Guillermo del Toro – 2015 – USA
Guillermo del Toro’s Crimson
Peak is the conscious antidote to the supernatural (mostly found-footage)
trend that has had the horror genre in a sleeper hold for the past few
years. Aside from teaching us that people
should be able to hold a camera steady while fleeing for their lives in terror,
that genre most importantly demonstrates that cheap scares are way too easy and
not enough to consider any sort of accomplishment. The horror fans who endlessly complain that everything
good isn’t “scary” need to wake up and realize that being startled isn’t the
same as being unsettled. A kid with a
balloon and a pin can startle you.
That’s never been the ambition of the storytellers who specialize in
true horror – from Poe and Lovecraft to Romero and Carpenter. They endeavored to explore what really disturbs
people and to tap into their deepest fears; like the unknown, the darkness,
isolation, pain and death. The makers of
the Paranormal Activity and Insidious franchises don’t get that, but
Guillermo del Toro does. Being a real
artist, unlike them, he doesn’t find it acceptable to crank out yet another
assembly-line jump-fest Del Toro isn’t
looking to his contemporaries for inspiration; he’s looking back to Val Lewton,
Roger Corman and Hammer Films, as well as specific exemplary works like The Innocents (1961) and The Haunting (1963), where atmosphere
and an almost choking decadence instill a lasting sense of unease. As if speaking directly to the audience about
the film, the heroine, Edith Cushing (Mia Wasikowska), an aspiring author,
describes her novel as not being a “ghost story” as much as a story with ghosts
in it. Edith is the perfect combination
of romantic and level-headed, and as such fails to become the naïve victim of
mysterious British aristocrat Sir Thomas Sharpe (Tom Hiddleston) and his crafty
sister Lucille (Jessica Chastain), who expect her to fall in line behind a
string of spinsters who have been murdered for their fortunes.
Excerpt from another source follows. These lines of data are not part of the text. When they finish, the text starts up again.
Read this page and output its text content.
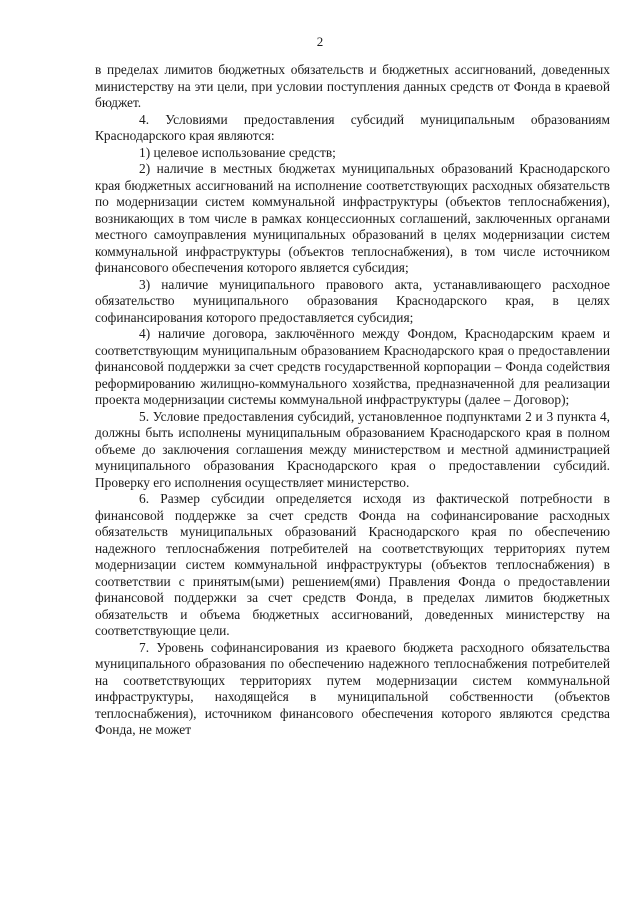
2

в пределах лимитов бюджетных обязательств и бюджетных ассигнований, доведенных министерству на эти цели, при условии поступления данных средств от Фонда в краевой бюджет.

4. Условиями предоставления субсидий муниципальным образованиям Краснодарского края являются:

1) целевое использование средств;

2) наличие в местных бюджетах муниципальных образований Краснодарского края бюджетных ассигнований на исполнение соответствующих расходных обязательств по модернизации систем коммунальной инфраструктуры (объектов теплоснабжения), возникающих в том числе в рамках концессионных соглашений, заключенных органами местного самоуправления муниципальных образований в целях модернизации систем коммунальной инфраструктуры (объектов теплоснабжения), в том числе источником финансового обеспечения которого является субсидия;

3) наличие муниципального правового акта, устанавливающего расходное обязательство муниципального образования Краснодарского края, в целях софинансирования которого предоставляется субсидия;

4) наличие договора, заключённого между Фондом, Краснодарским краем и соответствующим муниципальным образованием Краснодарского края о предоставлении финансовой поддержки за счет средств государственной корпорации – Фонда содействия реформированию жилищно-коммунального хозяйства, предназначенной для реализации проекта модернизации системы коммунальной инфраструктуры (далее – Договор);

5. Условие предоставления субсидий, установленное подпунктами 2 и 3 пункта 4, должны быть исполнены муниципальным образованием Краснодарского края в полном объеме до заключения соглашения между министерством и местной администрацией муниципального образования Краснодарского края о предоставлении субсидий. Проверку его исполнения осуществляет министерство.

6. Размер субсидии определяется исходя из фактической потребности в финансовой поддержке за счет средств Фонда на софинансирование расходных обязательств муниципальных образований Краснодарского края по обеспечению надежного теплоснабжения потребителей на соответствующих территориях путем модернизации систем коммунальной инфраструктуры (объектов теплоснабжения) в соответствии с принятым(ыми) решением(ями) Правления Фонда о предоставлении финансовой поддержки за счет средств Фонда, в пределах лимитов бюджетных обязательств и объема бюджетных ассигнований, доведенных министерству на соответствующие цели.

7. Уровень софинансирования из краевого бюджета расходного обязательства муниципального образования по обеспечению надежного теплоснабжения потребителей на соответствующих территориях путем модернизации систем коммунальной инфраструктуры, находящейся в муниципальной собственности (объектов теплоснабжения), источником финансового обеспечения которого являются средства Фонда, не может
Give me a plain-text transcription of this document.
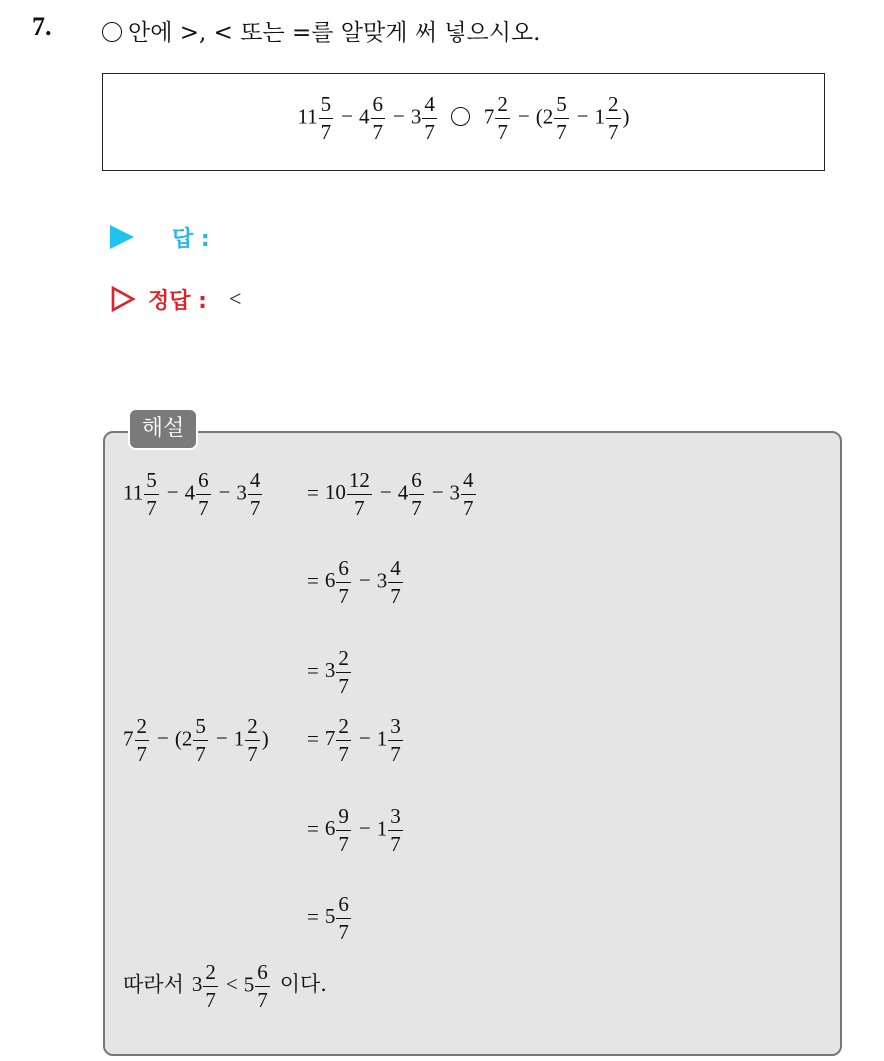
7.	안에 >, < 또는 =를 알맞게 써 넣으시오.
$11 \frac{5}{7} - 4 \frac{6}{7} - 3 \frac{4}{7} 7 \frac{2}{7} - (2 \frac{5}{7} - 1 \frac{2}{7}$ )
답 :
정답 : <
해설
$11 \frac{5}{7} - 4 \frac{6}{7} - 3 \frac{4}{7} = 10 \frac{12}{7} - 4 \frac{6}{7} - 3 \frac{4}{7}$
= $6 \frac{6}{7} - 3 \frac{4}{7}$
= $3 \frac{2}{7}$
$7 \frac{2}{7} - (2 \frac{5}{7} - 1 \frac{2}{7}$ ) = $7 \frac{2}{7} - 1 \frac{3}{7}$
= $6 \frac{9}{7} - 1 \frac{3}{7}$
= $5 \frac{6}{7}$
따라서 $3 \frac{2}{7} < 5 \frac{6}{7}$ 이다.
Gothic, stately and visually sumptuous, del
Toro superbly manages to strike a middle ground between homage and freshness. Elements loosely conjure the Brontës, The Heiress (1949) and even Hitchcock’s Notorious (1946), and yet also comfortably share space with motifs
so characteristic to del Toro; insects, clockwork devices, warm, golden color tones,
etc. In the short term, it seems that Crimson Peak isn’t being as
well-received as much as previous del Toro films, but I think it will be remembered
as one of his most mature and personal.